Article 1 est une association qui se base sur l’article Un de la Déclaration des droits de l’Homme, à savoir : « Les hommes et femmes naissent libres et égaux en droits » ; et donc, [elle] lutte pour une forme d’égalité des chances entre tous les étudiants, tous les élèves, tous les enfants – on va dire – de France. L’association Article 1 s’est développée dernièrement autour de [la] notion de compétence [pour] redonner de l’estime [de soi] et de la confiance [aux] élèves, et arriver surtout à faire en sorte [qu’ils] prennent conscience des compétences qu’ils ont [déjà en eux], même [quand] la compétence [est] le sens de l’organisation [par exemple], quand ils organisent une fête avec des amis à la maison.

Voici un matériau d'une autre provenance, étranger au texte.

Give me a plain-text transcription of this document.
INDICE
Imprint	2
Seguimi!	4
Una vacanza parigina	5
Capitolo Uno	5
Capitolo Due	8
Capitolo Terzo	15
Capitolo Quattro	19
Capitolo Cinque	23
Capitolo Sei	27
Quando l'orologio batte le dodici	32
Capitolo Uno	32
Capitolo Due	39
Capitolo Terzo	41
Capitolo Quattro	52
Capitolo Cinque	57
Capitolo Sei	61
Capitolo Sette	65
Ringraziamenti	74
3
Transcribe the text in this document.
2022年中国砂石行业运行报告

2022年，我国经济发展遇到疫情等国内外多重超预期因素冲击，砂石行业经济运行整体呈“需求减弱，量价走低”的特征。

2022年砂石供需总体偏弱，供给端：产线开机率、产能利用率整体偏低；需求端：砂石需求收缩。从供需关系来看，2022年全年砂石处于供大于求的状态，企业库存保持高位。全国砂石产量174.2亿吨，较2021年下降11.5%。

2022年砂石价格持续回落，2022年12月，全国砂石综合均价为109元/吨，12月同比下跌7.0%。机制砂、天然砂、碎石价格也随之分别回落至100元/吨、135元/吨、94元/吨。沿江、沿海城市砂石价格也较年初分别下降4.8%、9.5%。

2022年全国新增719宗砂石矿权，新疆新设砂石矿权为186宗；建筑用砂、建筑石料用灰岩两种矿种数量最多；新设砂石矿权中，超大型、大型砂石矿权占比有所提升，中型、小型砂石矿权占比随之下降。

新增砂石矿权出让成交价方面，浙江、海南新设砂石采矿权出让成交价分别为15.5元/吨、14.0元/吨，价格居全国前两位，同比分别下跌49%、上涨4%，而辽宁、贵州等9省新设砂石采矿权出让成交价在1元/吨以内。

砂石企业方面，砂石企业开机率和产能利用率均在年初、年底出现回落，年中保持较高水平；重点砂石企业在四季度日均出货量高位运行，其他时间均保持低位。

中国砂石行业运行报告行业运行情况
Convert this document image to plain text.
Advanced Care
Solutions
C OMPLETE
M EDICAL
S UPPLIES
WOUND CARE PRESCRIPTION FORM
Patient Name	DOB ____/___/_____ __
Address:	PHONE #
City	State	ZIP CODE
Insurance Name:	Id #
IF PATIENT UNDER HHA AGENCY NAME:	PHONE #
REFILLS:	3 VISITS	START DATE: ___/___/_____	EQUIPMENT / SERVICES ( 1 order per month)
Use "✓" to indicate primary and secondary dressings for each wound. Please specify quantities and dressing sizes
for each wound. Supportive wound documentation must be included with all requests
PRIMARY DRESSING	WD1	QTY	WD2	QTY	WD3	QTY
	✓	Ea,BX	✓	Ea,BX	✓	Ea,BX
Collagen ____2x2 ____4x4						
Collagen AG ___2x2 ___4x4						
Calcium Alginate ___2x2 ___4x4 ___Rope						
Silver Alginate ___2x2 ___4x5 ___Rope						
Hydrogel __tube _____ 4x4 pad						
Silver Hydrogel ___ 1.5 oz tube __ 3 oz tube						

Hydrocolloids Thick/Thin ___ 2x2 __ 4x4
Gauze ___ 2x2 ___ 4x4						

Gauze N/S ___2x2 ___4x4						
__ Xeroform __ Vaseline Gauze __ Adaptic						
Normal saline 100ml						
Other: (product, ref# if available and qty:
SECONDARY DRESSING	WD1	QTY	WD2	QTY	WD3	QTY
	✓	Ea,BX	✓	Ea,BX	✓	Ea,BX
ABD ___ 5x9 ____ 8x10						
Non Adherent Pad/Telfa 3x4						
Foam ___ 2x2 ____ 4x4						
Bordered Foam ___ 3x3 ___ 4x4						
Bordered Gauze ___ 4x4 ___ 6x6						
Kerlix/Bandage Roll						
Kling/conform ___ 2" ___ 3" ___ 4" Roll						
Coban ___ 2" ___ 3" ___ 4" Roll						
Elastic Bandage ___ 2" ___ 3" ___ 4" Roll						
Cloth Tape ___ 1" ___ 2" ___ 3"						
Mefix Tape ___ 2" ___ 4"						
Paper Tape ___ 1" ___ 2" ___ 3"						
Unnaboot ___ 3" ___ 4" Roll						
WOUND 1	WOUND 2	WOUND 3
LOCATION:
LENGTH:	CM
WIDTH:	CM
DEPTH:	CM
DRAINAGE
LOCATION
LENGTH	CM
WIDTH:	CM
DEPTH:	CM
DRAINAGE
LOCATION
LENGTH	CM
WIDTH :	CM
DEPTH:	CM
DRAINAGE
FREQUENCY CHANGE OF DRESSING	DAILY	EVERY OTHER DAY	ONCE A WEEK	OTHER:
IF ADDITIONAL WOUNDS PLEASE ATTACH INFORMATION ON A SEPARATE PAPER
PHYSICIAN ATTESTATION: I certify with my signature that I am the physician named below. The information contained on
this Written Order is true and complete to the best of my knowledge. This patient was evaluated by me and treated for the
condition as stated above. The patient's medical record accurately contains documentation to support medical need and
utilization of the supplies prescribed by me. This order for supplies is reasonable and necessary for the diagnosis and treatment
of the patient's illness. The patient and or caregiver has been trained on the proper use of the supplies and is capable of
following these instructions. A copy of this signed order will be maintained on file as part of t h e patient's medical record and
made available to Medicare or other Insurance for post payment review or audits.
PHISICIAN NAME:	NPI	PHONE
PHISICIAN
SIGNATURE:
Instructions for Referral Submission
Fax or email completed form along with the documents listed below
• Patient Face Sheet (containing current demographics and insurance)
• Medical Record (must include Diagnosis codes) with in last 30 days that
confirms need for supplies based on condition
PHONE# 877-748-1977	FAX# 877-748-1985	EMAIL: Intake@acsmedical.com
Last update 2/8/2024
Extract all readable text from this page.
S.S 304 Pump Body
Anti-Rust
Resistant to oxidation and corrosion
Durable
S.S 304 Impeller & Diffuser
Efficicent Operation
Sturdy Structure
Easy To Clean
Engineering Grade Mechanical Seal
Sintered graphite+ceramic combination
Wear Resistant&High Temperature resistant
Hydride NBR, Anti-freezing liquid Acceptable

Il y a donc une intervenante d’Article 1 qui est là, Océane, qui a eu le même parcours que nos élèves, c’est-à-dire qu’elle a fait un bac ASSP [Accompagnement, soins et services à la personne] en lycée professionnel, pour ensuite se réorienter un peu plus tard.

[Extrait audio]

« OCÉANE : Qu’est-ce que tu fais avec ta famille, tes amis, en dehors des cours ?

UN ÉLÈVE : Ben… J’sais pas, on va dire, sortir au cinéma, c’est le plus souvent qu’j’fais ça.

OCÉANE : Ben oui, ben… Tu peux le mettre, sortir au cinéma, parce que ça développe des compétences…

L’ÉLÈVE : Ben gestion du temps.

OCÉANE : Ben voilà… »

[Fin de l’extrait]

Océane et Article 1 invitent des bénévoles du monde du travail. Donc Charlotte, qui est en cours de recherche d’un parcours professionnel après avoir fait un bac littéraire, vient raconter son histoire et parler de son parcours à elle, pour le mettre en relation avec le parcours des élèves.

C’est un atelier qui suit quatre thèmes autour des codes professionnels à avoir dans le monde du travail : la notion de compétence, la notion de parcours, et donc comment créer son CV et mettre en valeur ses compétences, la notion d’observation [qui est liée à] la capacité d’observation, [autour du] ressenti qu’on peut avoir – quand on est habillé de telle façon, qu’on parle de telle façon et qu’on a une image de soi qui va être un peu analysée par la personne qu’on a en face, que ce soit un formateur ou un recruteur… Et aussi, le quatrième thème, c’est l’entretien de recrutement, avec une vraie simulation d’entretien de recrutement.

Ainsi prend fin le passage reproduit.